La guerra non finirà il 9 maggio, ma a noi piace crederci

DOMENICO QUIRICO

Sono come bolle di sapone, variopinte. Attraversano questi cinquanta tragici giorni di guerra compassate e trottano dietro il loro futuro come se fossero fatti, realtà. Sono le leggende di guerra, le leggende di tutte le guerre. Intendo le leggende, non le bugie di guerra. Assomigliano agli incidenti ai mezzi di trasporto, sempre misteriosi, uno scossone, tutto si ferma, nessuna spiegazione, piano piano si arriva a persuadersi che sono invenzioni del diavolo per non farti arrivare. Lo stesso accade con le leggende, nascono dal nulla e poi sono lì, concrete come il treno immobile. Analizzandole, discutendole, infuriandoci e sentendoci grazie ad esse più ottimisti o più desolati ci avviamo verso un finale ignoto, inimmaginato.

Non parlo delle leggende minori, militarmente banali: che sia il fango ad aver impantanato la ‘’blitzkriegh’’ russa come se i mezzi di Mosca fossero costruiti e immaginati sotto il tepore dei Caraibi.

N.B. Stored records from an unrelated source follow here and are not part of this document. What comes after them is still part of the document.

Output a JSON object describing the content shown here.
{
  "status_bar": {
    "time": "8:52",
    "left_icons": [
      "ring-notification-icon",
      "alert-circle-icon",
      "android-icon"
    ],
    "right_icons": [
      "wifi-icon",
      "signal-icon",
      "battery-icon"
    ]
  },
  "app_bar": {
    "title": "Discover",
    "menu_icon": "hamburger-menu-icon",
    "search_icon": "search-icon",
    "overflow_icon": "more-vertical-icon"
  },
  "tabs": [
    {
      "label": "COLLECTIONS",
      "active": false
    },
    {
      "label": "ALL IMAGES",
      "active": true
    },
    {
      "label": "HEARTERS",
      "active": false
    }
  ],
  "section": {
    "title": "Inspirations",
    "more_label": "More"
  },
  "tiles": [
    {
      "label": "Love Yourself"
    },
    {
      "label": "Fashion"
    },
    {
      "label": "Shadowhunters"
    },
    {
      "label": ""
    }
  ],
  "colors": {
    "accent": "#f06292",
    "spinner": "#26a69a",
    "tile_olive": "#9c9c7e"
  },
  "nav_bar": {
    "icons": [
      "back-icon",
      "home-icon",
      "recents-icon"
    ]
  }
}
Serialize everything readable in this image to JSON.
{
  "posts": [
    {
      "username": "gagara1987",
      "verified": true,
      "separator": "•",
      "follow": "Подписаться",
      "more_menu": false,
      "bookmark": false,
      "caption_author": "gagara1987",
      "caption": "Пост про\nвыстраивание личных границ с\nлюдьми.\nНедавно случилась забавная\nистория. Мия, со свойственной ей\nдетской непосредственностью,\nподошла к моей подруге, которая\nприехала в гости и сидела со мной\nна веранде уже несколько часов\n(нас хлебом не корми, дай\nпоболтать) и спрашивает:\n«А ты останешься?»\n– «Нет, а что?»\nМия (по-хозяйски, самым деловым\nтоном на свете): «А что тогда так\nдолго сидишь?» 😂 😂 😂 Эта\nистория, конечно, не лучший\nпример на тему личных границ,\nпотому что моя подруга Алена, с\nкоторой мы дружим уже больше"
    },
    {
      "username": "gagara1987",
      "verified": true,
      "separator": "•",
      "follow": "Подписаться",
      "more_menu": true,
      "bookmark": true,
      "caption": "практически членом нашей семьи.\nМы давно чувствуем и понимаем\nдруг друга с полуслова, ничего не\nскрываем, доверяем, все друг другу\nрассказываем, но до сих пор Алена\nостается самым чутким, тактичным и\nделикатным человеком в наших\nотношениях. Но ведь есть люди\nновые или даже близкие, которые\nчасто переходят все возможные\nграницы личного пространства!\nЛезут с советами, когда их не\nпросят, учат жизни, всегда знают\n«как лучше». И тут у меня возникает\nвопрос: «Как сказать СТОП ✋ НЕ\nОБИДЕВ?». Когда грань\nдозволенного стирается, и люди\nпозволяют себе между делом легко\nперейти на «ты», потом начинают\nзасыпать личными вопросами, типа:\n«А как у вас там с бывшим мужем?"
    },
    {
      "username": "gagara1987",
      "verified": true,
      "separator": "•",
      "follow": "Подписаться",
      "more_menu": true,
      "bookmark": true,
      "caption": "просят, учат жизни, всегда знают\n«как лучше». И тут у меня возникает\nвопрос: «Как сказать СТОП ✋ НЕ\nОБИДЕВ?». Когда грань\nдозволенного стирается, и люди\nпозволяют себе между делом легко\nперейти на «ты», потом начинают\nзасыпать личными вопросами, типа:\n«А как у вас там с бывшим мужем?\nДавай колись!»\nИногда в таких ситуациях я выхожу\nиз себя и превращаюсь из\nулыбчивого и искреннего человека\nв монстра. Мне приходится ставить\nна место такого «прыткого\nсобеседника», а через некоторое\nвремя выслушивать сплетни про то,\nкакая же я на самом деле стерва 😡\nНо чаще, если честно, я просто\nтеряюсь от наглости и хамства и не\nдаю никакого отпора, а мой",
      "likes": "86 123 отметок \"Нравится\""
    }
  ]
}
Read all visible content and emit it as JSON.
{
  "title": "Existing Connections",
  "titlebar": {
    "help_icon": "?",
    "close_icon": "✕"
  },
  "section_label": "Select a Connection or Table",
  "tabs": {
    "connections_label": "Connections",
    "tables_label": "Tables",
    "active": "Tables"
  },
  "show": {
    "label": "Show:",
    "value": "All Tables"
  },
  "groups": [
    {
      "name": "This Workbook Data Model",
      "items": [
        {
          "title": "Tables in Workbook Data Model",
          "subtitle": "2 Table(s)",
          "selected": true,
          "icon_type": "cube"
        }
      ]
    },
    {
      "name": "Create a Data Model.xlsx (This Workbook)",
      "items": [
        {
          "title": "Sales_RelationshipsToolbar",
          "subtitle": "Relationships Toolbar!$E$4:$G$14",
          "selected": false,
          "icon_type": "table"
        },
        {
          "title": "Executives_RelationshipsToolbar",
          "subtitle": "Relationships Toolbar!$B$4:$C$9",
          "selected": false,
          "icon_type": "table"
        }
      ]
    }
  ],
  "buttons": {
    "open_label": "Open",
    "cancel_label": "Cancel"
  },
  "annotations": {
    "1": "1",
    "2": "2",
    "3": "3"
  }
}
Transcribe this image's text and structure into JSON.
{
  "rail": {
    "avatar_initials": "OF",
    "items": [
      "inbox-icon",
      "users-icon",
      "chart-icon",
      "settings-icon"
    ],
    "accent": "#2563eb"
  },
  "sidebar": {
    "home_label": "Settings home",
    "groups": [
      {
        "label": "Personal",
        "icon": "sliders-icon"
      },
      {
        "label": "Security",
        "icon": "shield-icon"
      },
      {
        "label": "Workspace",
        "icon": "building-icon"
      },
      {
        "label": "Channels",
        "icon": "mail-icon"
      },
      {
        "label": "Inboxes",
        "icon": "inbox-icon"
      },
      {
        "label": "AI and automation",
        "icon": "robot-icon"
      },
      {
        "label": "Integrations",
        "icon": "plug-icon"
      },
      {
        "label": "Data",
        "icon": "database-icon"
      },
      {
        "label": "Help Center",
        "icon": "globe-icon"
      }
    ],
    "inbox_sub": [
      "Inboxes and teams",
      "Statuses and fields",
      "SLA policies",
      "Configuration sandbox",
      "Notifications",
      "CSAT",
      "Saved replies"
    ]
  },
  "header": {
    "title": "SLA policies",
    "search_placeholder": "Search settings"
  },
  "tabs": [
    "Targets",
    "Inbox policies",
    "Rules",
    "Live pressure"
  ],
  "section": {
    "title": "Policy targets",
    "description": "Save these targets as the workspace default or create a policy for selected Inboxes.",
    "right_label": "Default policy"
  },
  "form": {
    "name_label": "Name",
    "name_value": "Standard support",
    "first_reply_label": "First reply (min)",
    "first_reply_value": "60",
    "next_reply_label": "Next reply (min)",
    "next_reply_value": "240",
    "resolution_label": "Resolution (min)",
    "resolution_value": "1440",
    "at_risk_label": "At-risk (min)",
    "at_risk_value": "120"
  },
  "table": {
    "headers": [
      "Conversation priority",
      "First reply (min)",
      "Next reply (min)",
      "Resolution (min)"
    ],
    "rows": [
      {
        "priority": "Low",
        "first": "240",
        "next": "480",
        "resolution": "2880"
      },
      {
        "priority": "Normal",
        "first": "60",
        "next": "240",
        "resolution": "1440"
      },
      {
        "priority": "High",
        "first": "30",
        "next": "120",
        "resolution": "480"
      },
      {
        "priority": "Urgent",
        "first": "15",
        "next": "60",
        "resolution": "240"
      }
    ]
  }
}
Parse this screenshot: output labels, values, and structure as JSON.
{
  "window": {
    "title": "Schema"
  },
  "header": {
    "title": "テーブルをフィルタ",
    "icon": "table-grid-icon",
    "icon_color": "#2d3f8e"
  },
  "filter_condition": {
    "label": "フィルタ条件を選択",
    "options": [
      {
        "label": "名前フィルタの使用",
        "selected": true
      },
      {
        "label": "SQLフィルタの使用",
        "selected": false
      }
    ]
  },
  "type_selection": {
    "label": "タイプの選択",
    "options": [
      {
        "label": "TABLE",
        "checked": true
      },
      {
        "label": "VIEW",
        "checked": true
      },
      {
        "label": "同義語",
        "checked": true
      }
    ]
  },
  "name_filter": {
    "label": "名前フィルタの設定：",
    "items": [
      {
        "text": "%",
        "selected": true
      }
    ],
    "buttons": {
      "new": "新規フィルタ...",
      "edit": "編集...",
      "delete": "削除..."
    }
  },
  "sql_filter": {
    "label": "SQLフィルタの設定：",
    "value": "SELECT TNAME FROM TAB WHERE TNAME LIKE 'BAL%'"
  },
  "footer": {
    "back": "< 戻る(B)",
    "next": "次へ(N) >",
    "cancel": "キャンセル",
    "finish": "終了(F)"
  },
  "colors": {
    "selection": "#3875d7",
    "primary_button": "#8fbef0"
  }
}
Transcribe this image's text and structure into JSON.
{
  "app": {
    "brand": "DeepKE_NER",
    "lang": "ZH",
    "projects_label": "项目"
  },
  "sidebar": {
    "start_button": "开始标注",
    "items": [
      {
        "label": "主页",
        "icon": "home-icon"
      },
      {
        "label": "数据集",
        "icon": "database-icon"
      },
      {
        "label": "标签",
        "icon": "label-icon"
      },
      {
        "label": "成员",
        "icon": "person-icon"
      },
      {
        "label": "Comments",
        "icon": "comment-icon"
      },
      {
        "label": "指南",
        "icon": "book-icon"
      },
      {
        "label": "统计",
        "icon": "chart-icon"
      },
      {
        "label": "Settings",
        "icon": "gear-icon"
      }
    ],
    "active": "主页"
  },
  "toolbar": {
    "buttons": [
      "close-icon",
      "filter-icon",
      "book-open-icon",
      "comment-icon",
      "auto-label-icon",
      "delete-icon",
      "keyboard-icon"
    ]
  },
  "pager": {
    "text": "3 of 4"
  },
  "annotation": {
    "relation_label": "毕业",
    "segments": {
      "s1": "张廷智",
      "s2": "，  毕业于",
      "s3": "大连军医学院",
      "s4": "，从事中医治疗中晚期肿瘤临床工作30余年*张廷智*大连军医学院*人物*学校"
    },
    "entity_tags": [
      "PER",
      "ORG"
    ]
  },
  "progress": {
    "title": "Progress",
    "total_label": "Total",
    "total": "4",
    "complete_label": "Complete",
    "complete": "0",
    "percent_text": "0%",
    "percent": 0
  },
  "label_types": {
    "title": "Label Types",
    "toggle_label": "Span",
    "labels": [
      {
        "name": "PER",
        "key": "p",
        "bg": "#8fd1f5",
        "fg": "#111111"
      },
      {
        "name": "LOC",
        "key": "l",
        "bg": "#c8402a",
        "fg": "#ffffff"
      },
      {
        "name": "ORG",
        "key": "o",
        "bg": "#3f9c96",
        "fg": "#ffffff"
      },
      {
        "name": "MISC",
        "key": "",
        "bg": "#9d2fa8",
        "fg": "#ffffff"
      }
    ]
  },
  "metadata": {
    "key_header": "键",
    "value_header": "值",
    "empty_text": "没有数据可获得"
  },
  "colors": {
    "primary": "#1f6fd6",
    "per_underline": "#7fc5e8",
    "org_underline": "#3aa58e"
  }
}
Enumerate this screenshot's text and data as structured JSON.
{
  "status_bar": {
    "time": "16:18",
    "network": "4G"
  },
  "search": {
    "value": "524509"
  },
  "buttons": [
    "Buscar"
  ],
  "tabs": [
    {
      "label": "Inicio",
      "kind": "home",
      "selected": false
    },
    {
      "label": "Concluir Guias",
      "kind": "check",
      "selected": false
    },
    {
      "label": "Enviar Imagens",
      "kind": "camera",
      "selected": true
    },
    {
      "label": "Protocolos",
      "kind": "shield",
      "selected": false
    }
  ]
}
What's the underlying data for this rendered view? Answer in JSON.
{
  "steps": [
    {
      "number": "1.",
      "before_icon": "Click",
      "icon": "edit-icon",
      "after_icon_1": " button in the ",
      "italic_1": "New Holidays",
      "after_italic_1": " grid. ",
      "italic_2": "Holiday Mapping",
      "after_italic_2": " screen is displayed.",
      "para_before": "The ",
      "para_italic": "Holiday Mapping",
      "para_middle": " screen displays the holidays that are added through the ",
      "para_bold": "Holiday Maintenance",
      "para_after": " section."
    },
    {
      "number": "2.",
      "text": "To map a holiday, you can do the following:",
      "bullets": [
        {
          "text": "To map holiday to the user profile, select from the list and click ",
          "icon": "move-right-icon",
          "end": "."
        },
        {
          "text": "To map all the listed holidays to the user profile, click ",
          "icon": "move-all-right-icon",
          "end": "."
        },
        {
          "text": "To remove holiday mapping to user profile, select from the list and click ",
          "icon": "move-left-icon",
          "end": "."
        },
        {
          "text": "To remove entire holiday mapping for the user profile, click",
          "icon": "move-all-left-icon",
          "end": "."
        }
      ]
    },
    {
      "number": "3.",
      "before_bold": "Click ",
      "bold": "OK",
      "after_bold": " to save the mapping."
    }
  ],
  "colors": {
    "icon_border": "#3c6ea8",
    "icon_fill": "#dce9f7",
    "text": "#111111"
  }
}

E neppure che l’esercito ucraino, colto di sorpresa e disponendo di mezzi primitivi, ha fermato gli invasori con le bottiglie molotov e i cavalli di frisia fabbricati ammonticchiando i guardaroba. Senza dimenticare i carri armati polverizzati grazie ai droni comprati al fai da te. 

Parlo della leggenda più pesante, politico strategica, accettata, citata in ogni dibattito per provare la validità di altre argomentazioni: i piani di Putin, il rischio di una guerra atomica dietro l’uscio, i macelli degli uni e la resistenza epica degli altri. Parlo della data del nove maggio prossimo venturo.

Attraverso vari arzigogoli, rivoluzioni guerre mondiali stalinismi e disgeli, Muri in briciole e restaurazioni, è quello il giorno della festa ufficiale del putinismo, con gran sfilata sulla piazza rossa, con missili e cadette da casting per il concorso di miss Moscovia. Una volta si sfilava in novembre e il “politburo” bolscevico, intirizzito e con il colbacco in testa, sfidava, quasi sempre invano, raffreddori omicidi. Si controllava in tribuna chi c’era e chi non c’era più, se qualcuno era avanzato dalla seconda fila al proscenio e ne uscivano libri di quella che si chiamava cremlinologia. Scienza defunta. Ora tutto avviene al calduccio e sul palco c’è una sola persona, Putin. E non è detto che per la buona salute del mondo sia un passo avanti.